Singing is like taking a very deep breath. It fills me with life and joie de vivre.
I sing, not in the shower, or the privacy of my home, but as part of the normal course of the day.
I sing at my best with Ipod on, earphones in and volume turned to uberloud.
I sing in the car with the radio set to blow- me- away, leaving the windows rattling.
I sing at the gym, sometimes silently (most times, not) mouthing the words, bobbing my head to the beat.
I sing...constantly have a tune playing in my head.
Knowing the lyrics to a song is optional, I will do a bit of a remix if necessary, to get through to the end.
Knowing the language of the song, also optional.. I will make appropriate sounds, add mumbles, hums, ooohhh's, la,la,la's, da,da,da,da,da's.
Whatever it takes to keep the rhythm going...

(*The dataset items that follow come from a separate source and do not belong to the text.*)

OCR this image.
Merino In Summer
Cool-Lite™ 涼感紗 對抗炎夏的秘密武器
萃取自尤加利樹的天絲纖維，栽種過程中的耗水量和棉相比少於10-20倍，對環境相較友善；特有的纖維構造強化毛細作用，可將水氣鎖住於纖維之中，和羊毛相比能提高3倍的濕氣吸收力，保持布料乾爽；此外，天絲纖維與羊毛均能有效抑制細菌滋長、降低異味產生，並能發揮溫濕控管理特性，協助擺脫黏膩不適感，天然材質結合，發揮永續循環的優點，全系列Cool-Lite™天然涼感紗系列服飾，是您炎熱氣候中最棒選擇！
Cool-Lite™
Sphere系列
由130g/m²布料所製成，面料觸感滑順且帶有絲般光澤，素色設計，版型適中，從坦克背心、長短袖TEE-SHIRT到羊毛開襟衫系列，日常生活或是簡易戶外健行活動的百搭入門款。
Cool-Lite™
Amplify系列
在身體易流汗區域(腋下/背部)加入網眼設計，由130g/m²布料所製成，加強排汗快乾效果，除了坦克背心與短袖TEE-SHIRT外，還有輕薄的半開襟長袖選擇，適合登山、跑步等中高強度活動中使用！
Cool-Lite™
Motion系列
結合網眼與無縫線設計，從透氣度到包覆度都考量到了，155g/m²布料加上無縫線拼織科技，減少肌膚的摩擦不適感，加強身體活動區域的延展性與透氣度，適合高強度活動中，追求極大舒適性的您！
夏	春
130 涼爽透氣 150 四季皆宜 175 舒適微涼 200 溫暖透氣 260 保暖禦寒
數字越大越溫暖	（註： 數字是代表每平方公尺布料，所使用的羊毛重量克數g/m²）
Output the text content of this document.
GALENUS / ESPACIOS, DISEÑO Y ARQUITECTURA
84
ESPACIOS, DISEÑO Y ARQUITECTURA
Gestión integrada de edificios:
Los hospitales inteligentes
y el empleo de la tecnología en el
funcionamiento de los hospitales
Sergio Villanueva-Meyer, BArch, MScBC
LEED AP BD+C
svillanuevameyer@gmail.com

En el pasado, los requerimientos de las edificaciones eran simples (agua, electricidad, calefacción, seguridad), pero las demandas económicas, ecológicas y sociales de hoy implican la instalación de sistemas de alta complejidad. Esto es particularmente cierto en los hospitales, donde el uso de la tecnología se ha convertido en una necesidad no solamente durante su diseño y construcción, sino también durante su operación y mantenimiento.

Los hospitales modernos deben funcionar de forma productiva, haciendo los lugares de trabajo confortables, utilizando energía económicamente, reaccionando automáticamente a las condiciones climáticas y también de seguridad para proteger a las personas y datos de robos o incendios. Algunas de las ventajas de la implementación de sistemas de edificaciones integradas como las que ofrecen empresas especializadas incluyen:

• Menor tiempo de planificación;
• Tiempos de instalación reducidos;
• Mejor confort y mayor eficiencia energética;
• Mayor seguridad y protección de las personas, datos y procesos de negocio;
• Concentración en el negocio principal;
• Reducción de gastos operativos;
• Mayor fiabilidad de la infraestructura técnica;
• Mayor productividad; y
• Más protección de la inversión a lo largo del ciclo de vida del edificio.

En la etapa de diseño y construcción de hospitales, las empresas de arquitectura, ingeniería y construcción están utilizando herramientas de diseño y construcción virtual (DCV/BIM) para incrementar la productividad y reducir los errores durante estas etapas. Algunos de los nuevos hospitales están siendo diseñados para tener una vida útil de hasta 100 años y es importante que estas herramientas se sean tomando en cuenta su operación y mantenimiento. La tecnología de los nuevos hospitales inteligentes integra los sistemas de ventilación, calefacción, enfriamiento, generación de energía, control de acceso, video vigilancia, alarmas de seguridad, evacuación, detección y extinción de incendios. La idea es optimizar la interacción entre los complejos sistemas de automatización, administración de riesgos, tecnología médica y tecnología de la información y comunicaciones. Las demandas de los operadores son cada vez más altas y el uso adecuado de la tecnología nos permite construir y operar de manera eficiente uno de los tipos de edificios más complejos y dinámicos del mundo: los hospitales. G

Once upon a train journey from London to Edinburgh, I got so swept up in the music, I sang at the top of my lungs to Nelly Furtado. An elbow bump from my fellow traveler caught me mid-song. I stood up and the whole carriage was enjoying my impromptu performance. All I could do was grin sheepishly and take a bow.

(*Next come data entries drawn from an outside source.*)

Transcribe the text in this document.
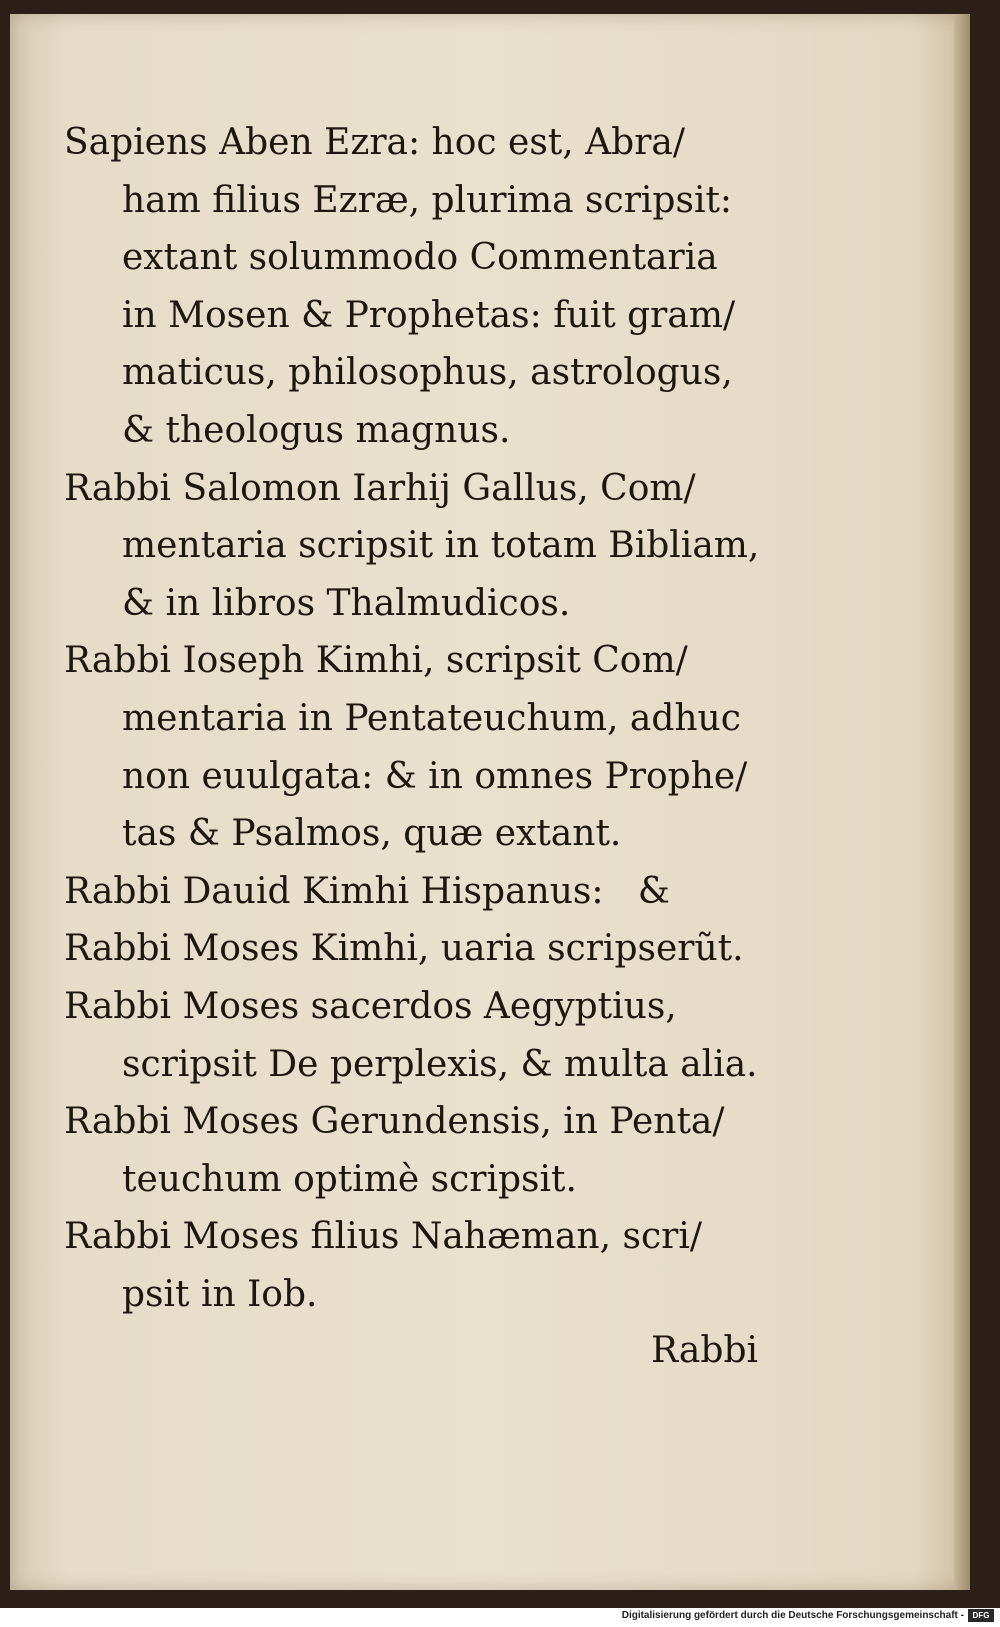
Sapiens Aben Ezra: hoc est, Abra/
ham filius Ezræ, plurima scripsit:
extant solummodo Commentaria
in Mosen & Prophetas: fuit gram/
maticus, philosophus, astrologus,
& theologus magnus.

Rabbi Salomon Iarhij Gallus, Com/
mentaria scripsit in totam Bibliam,
& in libros Thalmudicos.

Rabbi Ioseph Kimhi, scripsit Com/
mentaria in Pentateuchum, adhuc
non euulgata: & in omnes Prophe/
tas & Psalmos, quæ extant.

Rabbi Dauid Kimhi Hispanus:   &

Rabbi Moses Kimhi, uaria scripserũt.

Rabbi Moses sacerdos Aegyptius,
scripsit De perplexis, & multa alia.

Rabbi Moses Gerundensis, in Penta/
teuchum optimè scripsit.

Rabbi Moses filius Nahæman, scri/
psit in Iob.

Rabbi
Digitalisierung gefördert durch die Deutsche Forschungsgemeinschaft -	DFG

So, yes, I sing, most time it's uncalled for, but it is entirely necessary to keep my spirits up.
It is in my genes. My dad...now he was a singer! People celebrated his voice, it moved them to spontaneous applause, to ready tears, to numerous encores. He was known as the "singing bediener" and he was legendary in the local community. Growing up he was offered a scholarship to attend a school in Switzerland to learn opera, but his father refused (it was the 50's in SA and he was from a conservative family). The 3 Tenors would surely have been 4 and I would've been Swiss-made like chocolate and army knives.

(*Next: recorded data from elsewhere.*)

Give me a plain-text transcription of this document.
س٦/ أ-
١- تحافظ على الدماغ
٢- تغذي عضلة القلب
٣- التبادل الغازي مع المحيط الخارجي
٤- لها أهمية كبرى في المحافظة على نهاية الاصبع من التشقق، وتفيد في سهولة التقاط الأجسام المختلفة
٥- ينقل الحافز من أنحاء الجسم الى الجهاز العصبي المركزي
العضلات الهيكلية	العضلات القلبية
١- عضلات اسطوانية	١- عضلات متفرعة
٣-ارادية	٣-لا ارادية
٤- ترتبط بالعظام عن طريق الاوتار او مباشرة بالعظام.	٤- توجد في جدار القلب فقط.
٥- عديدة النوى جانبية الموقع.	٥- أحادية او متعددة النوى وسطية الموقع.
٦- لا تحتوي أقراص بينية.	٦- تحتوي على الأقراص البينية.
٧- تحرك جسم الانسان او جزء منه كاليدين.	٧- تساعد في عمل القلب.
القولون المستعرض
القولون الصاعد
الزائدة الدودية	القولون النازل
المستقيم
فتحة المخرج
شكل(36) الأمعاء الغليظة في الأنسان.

"Make me your radio, turn me up when you feel low..." Like Adam Levine, Gym Class Heroes and my dad, I am a firm believer that music and love is a great antidote to the blues!
BUT NOT TODAY.
There is no song in my heart today.
I feel tainted, just a touch.
I feel disappointed in myself, stacks.
And for the first time, I cannot sing.
And it leaves me numb.
My father would've known something was amiss and in his booming voice, he would've sang Mario Lanza's aria de il Pagliacci , and he would've brought me to tears. And with feelings reignited, the music would flow through me like blood, awakening my fighting spirit.
But he is gone!
Listening to Mario Lanza just now I closed my eyes and I swear I could hear my father's voice in the high notes!
I am moved.
And once again, through music, he saved his little girl.